Островитяне помогали колдунье, кто как мог. В дом на окраине поселка они не заходили, стыдясь, видимо, смотреть на мучения той, кого так долго презирали. Зато у порога старуха ежедневно находила скромные подношения жителей Лазури. Кто-то жертвовал семейные обереги, чаще – откупались едой.
Черствел дарственный хлеб. Некому было преломить его за здравие умирающего ребенка. У колдуньи кусок в горло не шел. А талисманы возвращались хозяевам. Разве может помочь благословение, дарованное другому, в борьбе с чужими проклятиями?
Старуха горестно вздохнула и насторожилась. Надавила на уши неожиданная тишина. Охнув, она поспешила к постели девочки. Неужто не уберегла, не удержала ее хотя бы на грани перехода?

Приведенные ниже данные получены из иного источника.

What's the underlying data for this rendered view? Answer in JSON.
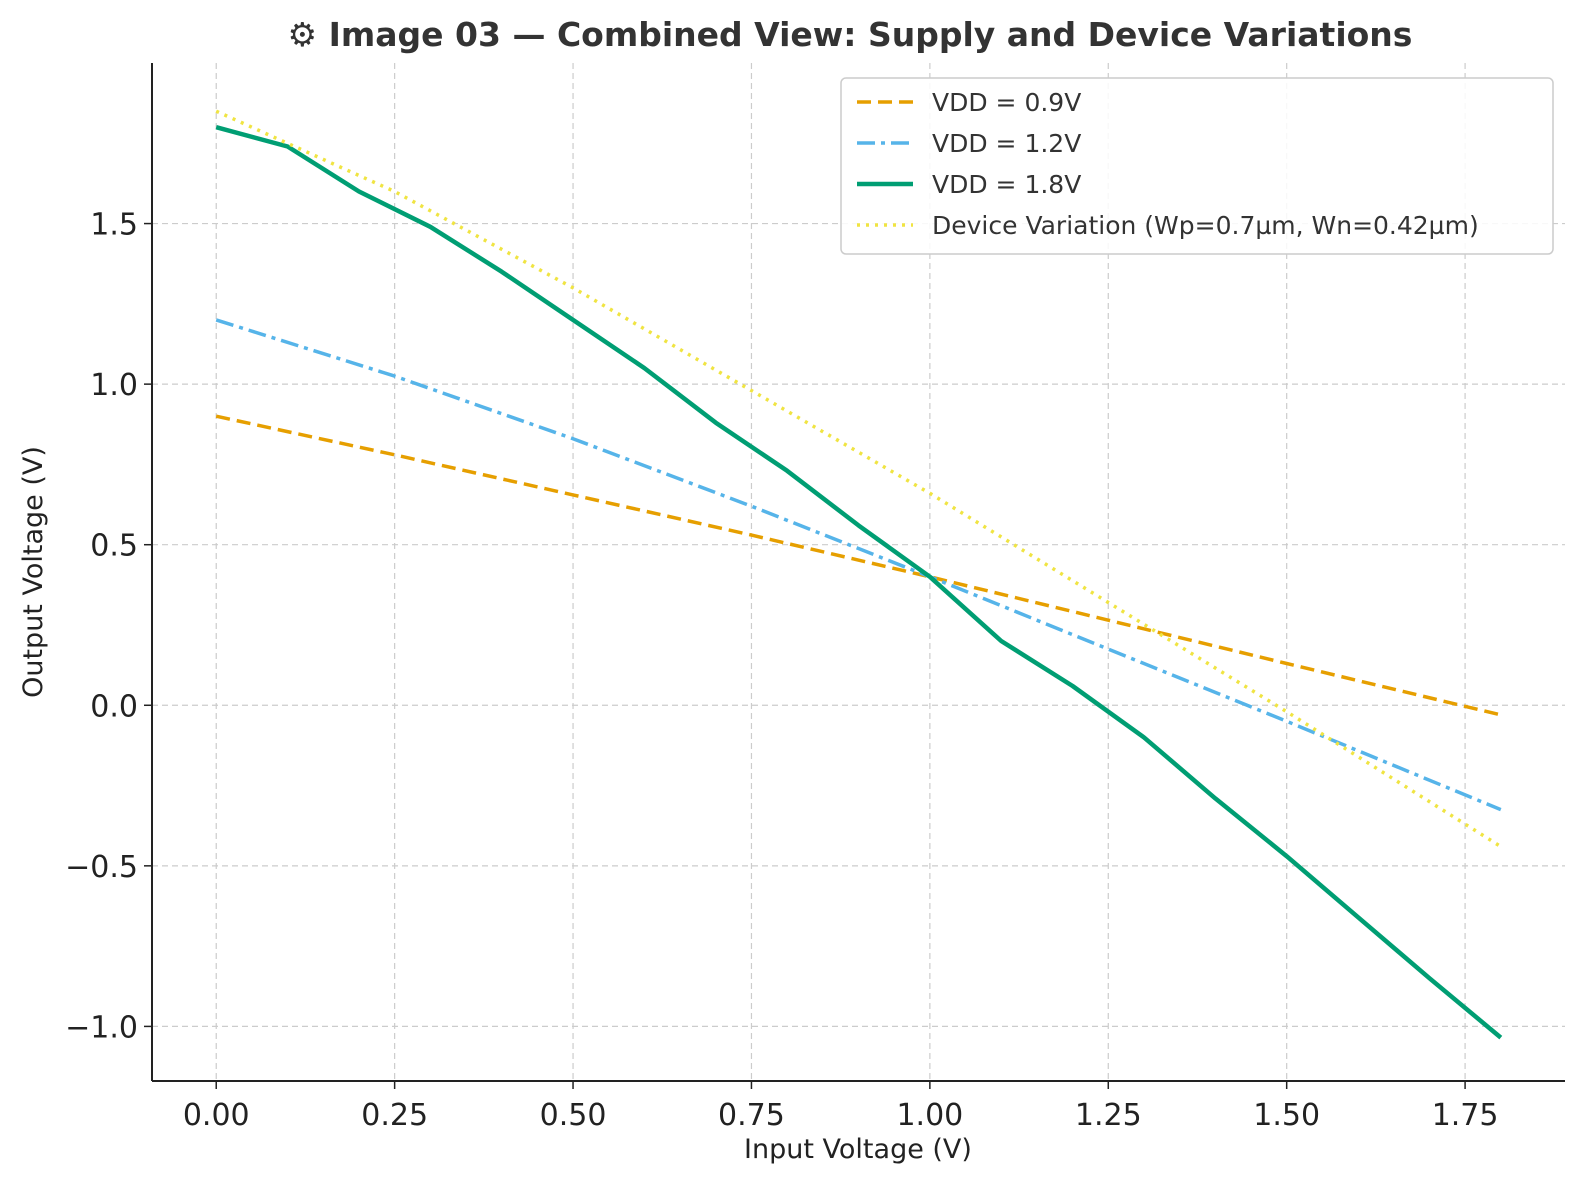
{
  "chart_data": {
    "type": "line",
    "title": "⚙ Image 03 — Combined View: Supply and Device Variations",
    "xlabel": "Input Voltage (V)",
    "ylabel": "Output Voltage (V)",
    "xlim": [
      -0.09,
      1.89
    ],
    "ylim": [
      -1.17,
      2.0
    ],
    "xticks": [
      0.0,
      0.25,
      0.5,
      0.75,
      1.0,
      1.25,
      1.5,
      1.75
    ],
    "xtick_labels": [
      "0.00",
      "0.25",
      "0.50",
      "0.75",
      "1.00",
      "1.25",
      "1.50",
      "1.75"
    ],
    "yticks": [
      -1.0,
      -0.5,
      0.0,
      0.5,
      1.0,
      1.5
    ],
    "ytick_labels": [
      "−1.0",
      "−0.5",
      "0.0",
      "0.5",
      "1.0",
      "1.5"
    ],
    "grid": true,
    "legend_position": "top-right",
    "series": [
      {
        "name": "VDD = 0.9V",
        "color": "#E69F00",
        "style": "dashed",
        "x": [
          0.0,
          0.25,
          0.5,
          0.75,
          1.0,
          1.25,
          1.5,
          1.8
        ],
        "y": [
          0.9,
          0.78,
          0.655,
          0.53,
          0.4,
          0.265,
          0.13,
          -0.03
        ]
      },
      {
        "name": "VDD = 1.2V",
        "color": "#56B4E9",
        "style": "dashdot",
        "x": [
          0.0,
          0.25,
          0.5,
          0.75,
          1.0,
          1.25,
          1.5,
          1.8
        ],
        "y": [
          1.2,
          1.025,
          0.83,
          0.62,
          0.4,
          0.175,
          -0.05,
          -0.325
        ]
      },
      {
        "name": "VDD = 1.8V",
        "color": "#009E73",
        "style": "solid",
        "x": [
          0.0,
          0.1,
          0.2,
          0.3,
          0.4,
          0.5,
          0.6,
          0.7,
          0.8,
          0.9,
          1.0,
          1.1,
          1.2,
          1.3,
          1.4,
          1.5,
          1.6,
          1.7,
          1.8
        ],
        "y": [
          1.8,
          1.74,
          1.6,
          1.49,
          1.35,
          1.2,
          1.05,
          0.88,
          0.73,
          0.56,
          0.4,
          0.2,
          0.06,
          -0.1,
          -0.29,
          -0.47,
          -0.66,
          -0.85,
          -1.035
        ]
      },
      {
        "name": "Device Variation (Wp=0.7µm, Wn=0.42µm)",
        "color": "#F0E442",
        "style": "dotted",
        "x": [
          0.0,
          0.25,
          0.5,
          0.75,
          1.0,
          1.25,
          1.5,
          1.8
        ],
        "y": [
          1.85,
          1.6,
          1.3,
          0.98,
          0.66,
          0.32,
          -0.02,
          -0.44
        ]
      }
    ]
  }
}
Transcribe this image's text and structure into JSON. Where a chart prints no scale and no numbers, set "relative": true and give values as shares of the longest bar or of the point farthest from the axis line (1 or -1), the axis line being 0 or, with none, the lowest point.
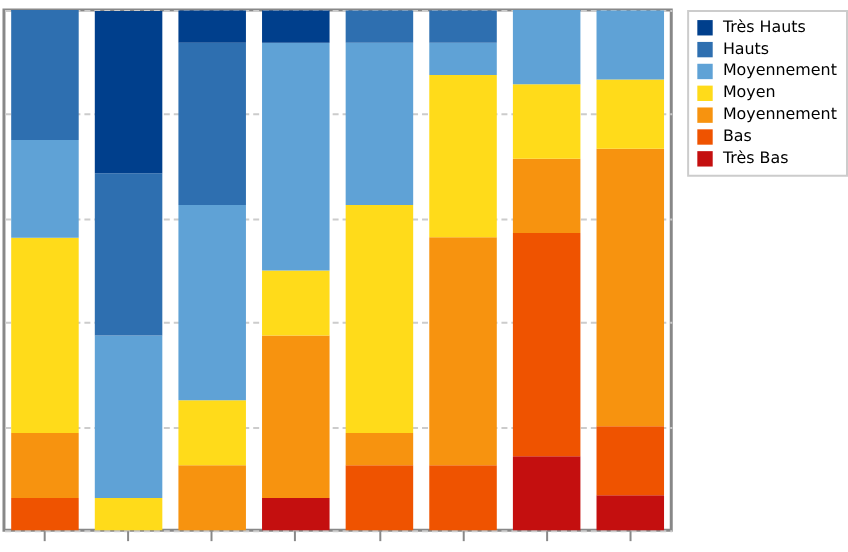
{
  "chart_data": {
    "type": "bar",
    "stacked": true,
    "relative": true,
    "grid": "y",
    "legend": "top right",
    "categories": [
      null,
      null,
      null,
      null,
      null,
      null,
      null,
      null
    ],
    "series": [
      {
        "name": "Très Bas",
        "color": "#c40f0f",
        "values": [
          0,
          0,
          0,
          0.062,
          0,
          0,
          0.142,
          0.067
        ]
      },
      {
        "name": "Bas",
        "color": "#ef5300",
        "values": [
          0.062,
          0,
          0,
          0,
          0.125,
          0.125,
          0.429,
          0.133
        ]
      },
      {
        "name": "Moyennement",
        "color": "#f7930f",
        "values": [
          0.125,
          0,
          0.125,
          0.312,
          0.062,
          0.438,
          0.143,
          0.533
        ]
      },
      {
        "name": "Moyen",
        "color": "#ffdb1a",
        "values": [
          0.375,
          0.062,
          0.125,
          0.125,
          0.438,
          0.312,
          0.143,
          0.133
        ]
      },
      {
        "name": "Moyennement",
        "color": "#5fa2d6",
        "values": [
          0.188,
          0.312,
          0.375,
          0.438,
          0.312,
          0.062,
          0.143,
          0.133
        ]
      },
      {
        "name": "Hauts",
        "color": "#2e6fb0",
        "values": [
          0.25,
          0.312,
          0.312,
          0,
          0.062,
          0.062,
          0,
          0
        ]
      },
      {
        "name": "Très Hauts",
        "color": "#003f8c",
        "values": [
          0,
          0.312,
          0.062,
          0.062,
          0,
          0,
          0,
          0
        ]
      }
    ]
  }
}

Эвелина спокойно лежала, вытянувшись по струнке под скомканной, пропитанной потом простыней. Быстро-быстро шептали что-то непонятное обескровленные долгой безуспешной борьбой губы, а глаза так и бегали под плотно прикрытыми веками. Старуха нерешительно взяла ребенка за исхудавшее запястье, проверяя пульс. Сердечко билось рывками, то замирая, то пускаясь в бешеный скач, но все-таки билось.
Вдруг девочка резко выдернула руку. Тяжко застонала. Колдунья метнулась за травяным настоем. Пусть малая, да подмога.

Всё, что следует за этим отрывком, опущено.